Ancient Chinese prose hits: comprise rule 1, rule 2, rule 3.

Hit fully: comprise rule 1, rule 2, rule 3, rule 4.

D, basis are hit the search key of type and input, carry out variant Chinese character mapping conversion, the variant Chinese character character set after the output conversion by the mapping ruler between the variant Chinese character

Variant Chinese character mapping conversion is meant according to corresponding mapping ruler, with the mapping result output of input word.For example, be input as " being ", then be output as after the conversion according to rule 3 With

E, search engine will be according to searching for through the set of keywords after the variant Chinese character conversion.If be input as " being ", the output of conversion back

With

Then search engine search is comprised " being ", With Information.

Advantage of the present invention and technique effect:

The present invention has well solved between the Chinese text font of current various East Asia, between current literal commonly used and the ancient Chinese prose, the transfer problem between the different version ancient Chinese prose font, make search engine more can accurately retrieve the information that the user needs, and needn't consider the transfer problem between the various variant Chinese character.

Claims

1, handles the method that contains the conversion of Unicode four byte code East Asia ideograph variant Chinese character in a kind of search engine.This method adopts the thought of layering and matching according to Chinese character variant Chinese character word table, has realized the retrieval of the coupling between the variant Chinese character in search engine.These variant Chinese character comprise the not homomorphs of same word in the ideograph of various East Asia, the not homomorphs in the ancient Chinese prose of various version.As long as any one in the input variant Chinese character, the information that comprises other variant Chinese character in the information all can be hit in when retrieval.
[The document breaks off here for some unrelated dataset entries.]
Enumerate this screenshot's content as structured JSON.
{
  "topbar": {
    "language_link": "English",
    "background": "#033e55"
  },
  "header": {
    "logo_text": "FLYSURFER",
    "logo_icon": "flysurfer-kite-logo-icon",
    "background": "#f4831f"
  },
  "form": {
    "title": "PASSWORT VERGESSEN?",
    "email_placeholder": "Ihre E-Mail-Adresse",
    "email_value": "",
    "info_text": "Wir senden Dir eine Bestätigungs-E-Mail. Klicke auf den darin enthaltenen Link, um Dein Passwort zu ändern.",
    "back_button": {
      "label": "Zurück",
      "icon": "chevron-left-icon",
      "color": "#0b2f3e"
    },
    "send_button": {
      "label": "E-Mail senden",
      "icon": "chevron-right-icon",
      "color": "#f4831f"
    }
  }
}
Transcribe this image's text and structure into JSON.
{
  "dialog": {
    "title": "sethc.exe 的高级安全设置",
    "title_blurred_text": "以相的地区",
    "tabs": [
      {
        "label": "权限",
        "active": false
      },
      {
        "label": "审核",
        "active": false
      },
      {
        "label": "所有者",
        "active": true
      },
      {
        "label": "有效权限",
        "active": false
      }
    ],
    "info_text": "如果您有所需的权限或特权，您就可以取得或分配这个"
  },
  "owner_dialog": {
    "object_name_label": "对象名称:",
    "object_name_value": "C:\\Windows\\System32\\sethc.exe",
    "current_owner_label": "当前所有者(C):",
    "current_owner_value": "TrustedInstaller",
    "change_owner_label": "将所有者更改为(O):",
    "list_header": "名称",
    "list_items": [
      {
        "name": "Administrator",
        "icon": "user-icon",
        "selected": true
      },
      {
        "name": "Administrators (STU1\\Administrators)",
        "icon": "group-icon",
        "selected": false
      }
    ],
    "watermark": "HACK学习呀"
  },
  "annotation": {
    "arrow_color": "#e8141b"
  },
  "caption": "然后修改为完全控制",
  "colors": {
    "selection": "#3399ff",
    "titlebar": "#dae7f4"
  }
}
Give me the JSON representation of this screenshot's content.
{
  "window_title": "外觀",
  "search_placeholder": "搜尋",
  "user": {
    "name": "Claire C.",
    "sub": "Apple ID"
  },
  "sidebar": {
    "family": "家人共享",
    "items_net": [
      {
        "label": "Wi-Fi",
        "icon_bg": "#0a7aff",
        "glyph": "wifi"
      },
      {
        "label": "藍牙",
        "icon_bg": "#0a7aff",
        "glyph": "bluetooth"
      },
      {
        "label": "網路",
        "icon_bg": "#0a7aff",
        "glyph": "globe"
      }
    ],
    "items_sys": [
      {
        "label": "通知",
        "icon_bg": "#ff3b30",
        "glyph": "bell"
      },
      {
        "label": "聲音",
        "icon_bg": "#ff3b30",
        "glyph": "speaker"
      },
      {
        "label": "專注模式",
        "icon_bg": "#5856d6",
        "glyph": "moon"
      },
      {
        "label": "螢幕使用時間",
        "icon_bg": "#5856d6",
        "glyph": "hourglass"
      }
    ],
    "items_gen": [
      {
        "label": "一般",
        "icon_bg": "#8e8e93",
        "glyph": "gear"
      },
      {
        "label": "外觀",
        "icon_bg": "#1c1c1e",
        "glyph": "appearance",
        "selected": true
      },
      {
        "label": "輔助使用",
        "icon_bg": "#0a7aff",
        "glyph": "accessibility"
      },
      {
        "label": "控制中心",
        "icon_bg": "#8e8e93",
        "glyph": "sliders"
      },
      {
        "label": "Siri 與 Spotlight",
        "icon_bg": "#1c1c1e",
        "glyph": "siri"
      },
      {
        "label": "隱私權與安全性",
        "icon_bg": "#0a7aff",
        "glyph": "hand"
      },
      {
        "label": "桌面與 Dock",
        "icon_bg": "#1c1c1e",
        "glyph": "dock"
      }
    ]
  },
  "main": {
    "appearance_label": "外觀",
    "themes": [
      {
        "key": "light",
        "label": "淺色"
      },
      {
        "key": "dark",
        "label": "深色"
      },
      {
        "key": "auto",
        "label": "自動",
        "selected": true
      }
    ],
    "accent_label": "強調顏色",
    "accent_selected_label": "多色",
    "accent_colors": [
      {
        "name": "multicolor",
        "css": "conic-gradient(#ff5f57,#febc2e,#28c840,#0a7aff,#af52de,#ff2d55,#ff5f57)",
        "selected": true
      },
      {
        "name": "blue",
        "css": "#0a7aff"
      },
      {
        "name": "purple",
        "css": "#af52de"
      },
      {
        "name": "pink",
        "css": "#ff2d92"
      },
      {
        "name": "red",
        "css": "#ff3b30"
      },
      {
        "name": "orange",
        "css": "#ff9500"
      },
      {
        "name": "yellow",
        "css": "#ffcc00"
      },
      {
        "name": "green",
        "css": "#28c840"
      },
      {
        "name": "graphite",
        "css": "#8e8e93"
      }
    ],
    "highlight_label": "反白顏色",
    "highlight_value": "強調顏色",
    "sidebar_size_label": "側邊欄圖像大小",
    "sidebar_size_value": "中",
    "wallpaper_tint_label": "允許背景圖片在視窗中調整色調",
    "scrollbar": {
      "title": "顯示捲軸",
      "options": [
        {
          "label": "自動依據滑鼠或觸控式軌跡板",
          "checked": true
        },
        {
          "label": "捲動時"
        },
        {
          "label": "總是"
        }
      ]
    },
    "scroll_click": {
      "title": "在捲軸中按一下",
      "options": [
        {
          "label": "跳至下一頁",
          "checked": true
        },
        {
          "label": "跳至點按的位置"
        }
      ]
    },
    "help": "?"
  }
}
2, as in the described search engine of claim 1, handling the method that contains the conversion of Unicode four byte code ideograph variant Chinese character, it is characterized in that: when mapping is changed between the processing variant Chinese character, the variant Chinese character word table according to commonly used and the uncommon sub-word table of two classes that is divided into, is stored respectively.Set up between the sub-word table of above-mentioned two classes and the inner different variant Chinese character of word table between mapping ruler.

3, as in claim 1, handle the method that contains the conversion of Unicode four byte code East Asia ideograph variant Chinese character in the 2 described search engines, it is characterized in that: different mapping rulers is hit type for synthetic three kinds according to concrete set of applications, the user hits type according to the difference of the demand setting of oneself when search, opens corresponding mapping transformation rule.

4, as in claim 1,2, during holding up, handle 3 described index the method that contains the conversion of Unicode four byte code East Asia ideograph variant Chinese character, it is characterized in that: according to the search key that hits type and input, by the variant Chinese character character set after the output of the mapping ruler between the variant Chinese character conversion.Search engine will be according to searching for through the set of keywords after the variant Chinese character conversion.